RNA is an important biological macromolecule in organisms, and it forms the framework of life together with DNA and protein. RNA plays a very important role in the organism, and the key to the role of RNA lies in the structure of RNA in the organism. Traditional experimental methods are expensive and inefficient, and most methods using machine learning cannot effectively predict the secondary structure of RNA with pseudoknots. The seven-tag RNA secondary structure representation accurately represents the pseudoknot structure of RNA. The RNA secondary structure representation algorithm based on the rules of hydrogen bonding between bases can retain the features contained in the RNA secondary structure data. We combined the two methods and innovatively proposed a new data preprocessing method for RNA secondary structure. This method can accurately represent the pseudoknot structure and the structural features in the RNA sequence, which improves the accuracy of model training. At the same time, we applied the GoogLeNet model and TCN model to the field of RNA secondary structure prediction for the first time and achieved remarkable results.

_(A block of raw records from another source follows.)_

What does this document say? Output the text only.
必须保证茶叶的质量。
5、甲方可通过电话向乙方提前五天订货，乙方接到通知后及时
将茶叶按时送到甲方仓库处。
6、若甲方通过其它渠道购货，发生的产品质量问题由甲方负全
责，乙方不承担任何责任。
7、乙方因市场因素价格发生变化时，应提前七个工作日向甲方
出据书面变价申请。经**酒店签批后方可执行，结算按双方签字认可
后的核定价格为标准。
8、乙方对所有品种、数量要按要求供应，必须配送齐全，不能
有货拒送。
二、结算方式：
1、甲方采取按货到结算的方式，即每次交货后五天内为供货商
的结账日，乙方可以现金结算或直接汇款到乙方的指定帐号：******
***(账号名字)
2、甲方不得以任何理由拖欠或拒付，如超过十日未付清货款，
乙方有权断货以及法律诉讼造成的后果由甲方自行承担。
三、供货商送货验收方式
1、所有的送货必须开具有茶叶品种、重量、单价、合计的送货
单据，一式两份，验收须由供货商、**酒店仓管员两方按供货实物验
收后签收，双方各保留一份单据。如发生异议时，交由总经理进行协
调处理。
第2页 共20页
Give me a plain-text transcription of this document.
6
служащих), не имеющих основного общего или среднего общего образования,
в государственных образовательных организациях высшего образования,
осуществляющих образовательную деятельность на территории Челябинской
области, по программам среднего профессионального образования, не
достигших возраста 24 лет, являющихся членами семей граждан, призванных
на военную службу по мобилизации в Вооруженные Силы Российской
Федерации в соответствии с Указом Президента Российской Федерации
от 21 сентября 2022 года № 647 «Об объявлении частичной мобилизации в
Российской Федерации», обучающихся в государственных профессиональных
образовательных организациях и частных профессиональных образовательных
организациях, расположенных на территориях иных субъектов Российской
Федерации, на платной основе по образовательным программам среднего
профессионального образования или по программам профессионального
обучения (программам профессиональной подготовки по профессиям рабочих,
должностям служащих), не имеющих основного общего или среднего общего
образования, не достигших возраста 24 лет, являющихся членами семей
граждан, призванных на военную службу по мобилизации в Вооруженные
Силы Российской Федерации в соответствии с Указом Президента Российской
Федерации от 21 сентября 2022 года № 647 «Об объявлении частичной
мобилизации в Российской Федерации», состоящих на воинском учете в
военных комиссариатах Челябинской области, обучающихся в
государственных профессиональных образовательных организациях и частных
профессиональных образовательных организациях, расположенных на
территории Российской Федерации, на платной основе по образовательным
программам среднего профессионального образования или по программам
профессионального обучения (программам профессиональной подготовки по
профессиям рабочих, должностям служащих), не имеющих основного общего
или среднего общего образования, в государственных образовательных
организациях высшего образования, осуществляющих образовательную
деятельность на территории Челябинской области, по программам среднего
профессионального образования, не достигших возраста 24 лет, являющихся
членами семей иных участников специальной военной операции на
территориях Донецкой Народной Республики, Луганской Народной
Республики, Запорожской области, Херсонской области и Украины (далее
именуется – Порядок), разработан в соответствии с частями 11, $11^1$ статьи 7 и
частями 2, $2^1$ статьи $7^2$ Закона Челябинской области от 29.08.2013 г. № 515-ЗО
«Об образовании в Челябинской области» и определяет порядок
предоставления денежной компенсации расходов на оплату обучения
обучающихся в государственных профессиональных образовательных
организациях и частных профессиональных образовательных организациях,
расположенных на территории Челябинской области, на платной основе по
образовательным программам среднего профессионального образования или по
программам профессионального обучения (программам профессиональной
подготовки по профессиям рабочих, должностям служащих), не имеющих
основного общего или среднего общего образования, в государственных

However, the training effect of machine learning algorithms depends on the amount of data to a certain extent. The existing data scale cannot fully utilize the advantages of the model. Although our proposed method has achieved significant results, it still lacks accuracy on RNA datasets with false knots. This shows that the method still has a lot of room for improvement.

In the future work, we will do more work to improve the method and enhance the forecasting effect. We will collect more high-throughput data in the RNA structure data set and expand the data set. The data preprocessing method of RNA secondary structure will be more improved to adapt to RNA sequences of different lengths and more complex structures.

5. Conclusions

We applied two deep learning models—GoogLeNet and TCN—to RNA secondary structure prediction with false knots and achieved good results. The results of deep learning models on multiple large-scale RNA sequence data sets are significantly better than traditional prediction methods. This shows that, with the increase of data size, deep learning has significantly improved RNA secondary structure prediction accuracy. Our work proposes two methods for predicting the RNA secondary structure of deep learning models under large-scale data and provides enlightenment and reference significance for the future application of deep learning models under large-scale data.

Data Availability

The data used to support the results of this research are included in GitHub (https://github.com/Demokun/RNA-Secondary-Structure-Database).

Conflicts of Interest

The authors declare that there are no conflicts of interest regarding the publication of this paper.

Acknowledgments

The authors would like to acknowledge the support of the project of Development and Reform Commission of Jilin Province (no. 2019C053-6).